Live forever until the boomers die out. But once the more realistic, morally aware generations reach their 70/80s, I think euthanasia will kick in.[/quote]
It does feel like society is there to serve the interests of Boomers, who as a generation had it pretty good. The younger generations are just fucked.

Doomsdayiscoming · 06/02/2021 09:21

@bumbleymummy

I don’t think anyone is expecting 0.

Once death rates fall to

DuchessofHastings1 · 06/02/2021 09:26

@Doomsdayiscoming I agree.
They would have been a lot more deaths if it wasnt for lockdown. It was a new virus which they didn't know about etc and it was the right thing to do -but not in the long run. Its not viable for the economy, education and mental health.
Once the over 50s are vaccinated by April (99% of Covid deaths) we need to live life as normal and treat this like any other virus and illness out there.

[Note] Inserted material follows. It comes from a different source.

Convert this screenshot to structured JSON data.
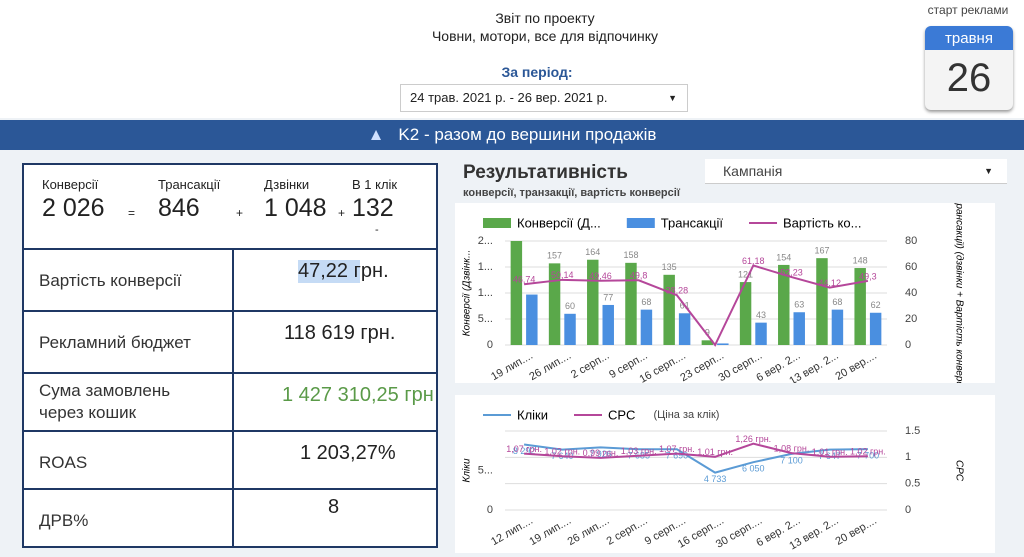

myfriendsgivebadadvice · 06/02/2021 09:28

I don't think it's necessary to have 'hard' conversations. By that I presume you mean not trying to treat people who could otherwise have made it.

What an odd message to take from this pandemic.

Focus on what Boris should have done differently, not who should have been prepared to pop off quietly.

vera99 · 06/02/2021 09:39

Why is Polaris so fucking untouchable given our diminished role in the world ?

bumbleymummy · 06/02/2021 09:48

@Doomsdayiscoming I meant in relation to reporting every covid death. Lots of ‘every death from this is a tragedy’ type posts on social media. The death of someone over 80 is of course very sad for their family but if they died from flu we wouldn’t be reporting it as tragic.